Entenderse a uno mismo, hacer las paces con el pasado, darse consuelo, ocuparte de ti mismo, estar un poquito por ti y entender que se hizo lo que se pudo.

El dolor se puede ir, la cicatriz no, pero con una cicatriz se puede vivir la mar de bien e incluso se olvida que está ahí. Depende como, cuando cambia el tiempo duele, pero ya sabes que es la cicatriz y eso también libera mucho.

Las cicatrices del alma no se ven, si fuera un corte en la cara o en la panza, la gente la vería, talvez se asustaría un poco pero al poco tiempo se acostumbrarían y ya no repararían en ella.

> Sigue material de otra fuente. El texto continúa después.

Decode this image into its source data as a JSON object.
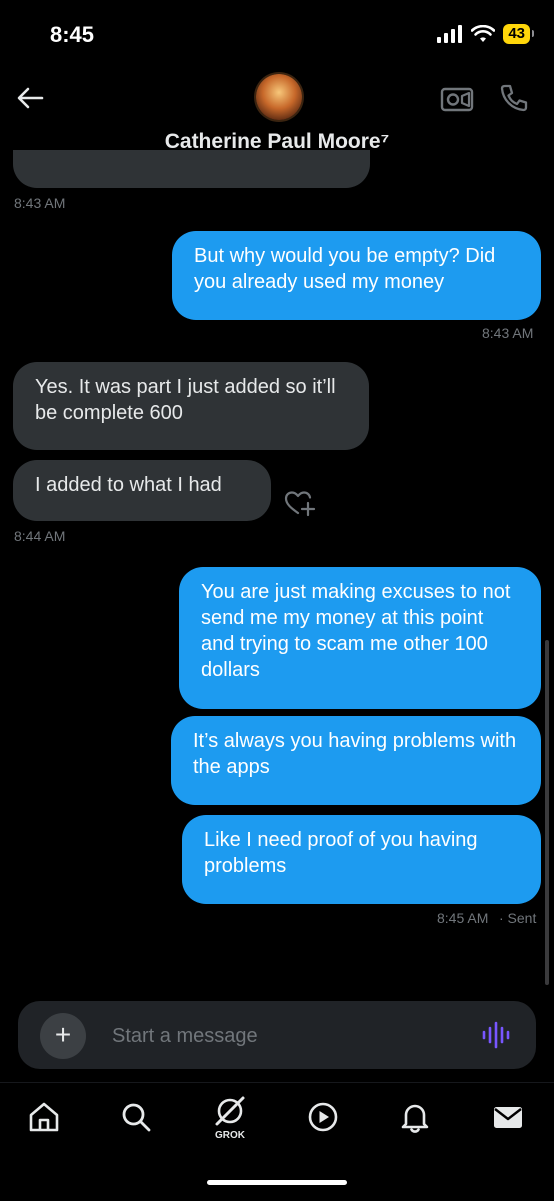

Simplemente dirían el Juanjito es así.

Si te faltara un pie nadie te pediría que corrieras, en cambio un niño dolorido parece que siempre haga cuento.

Cuando la cicatriz está por dentro nadie la ve y no la comprenden, eso hace que vuelva a doler, pero también hay que entenderlo y seguir.

Lo más importante es poderlo expresar y calmar a ese niño. El que no lo comprenda que le den. 

La vida es muy corta para no darle un abrazo y no jugar un rato con él.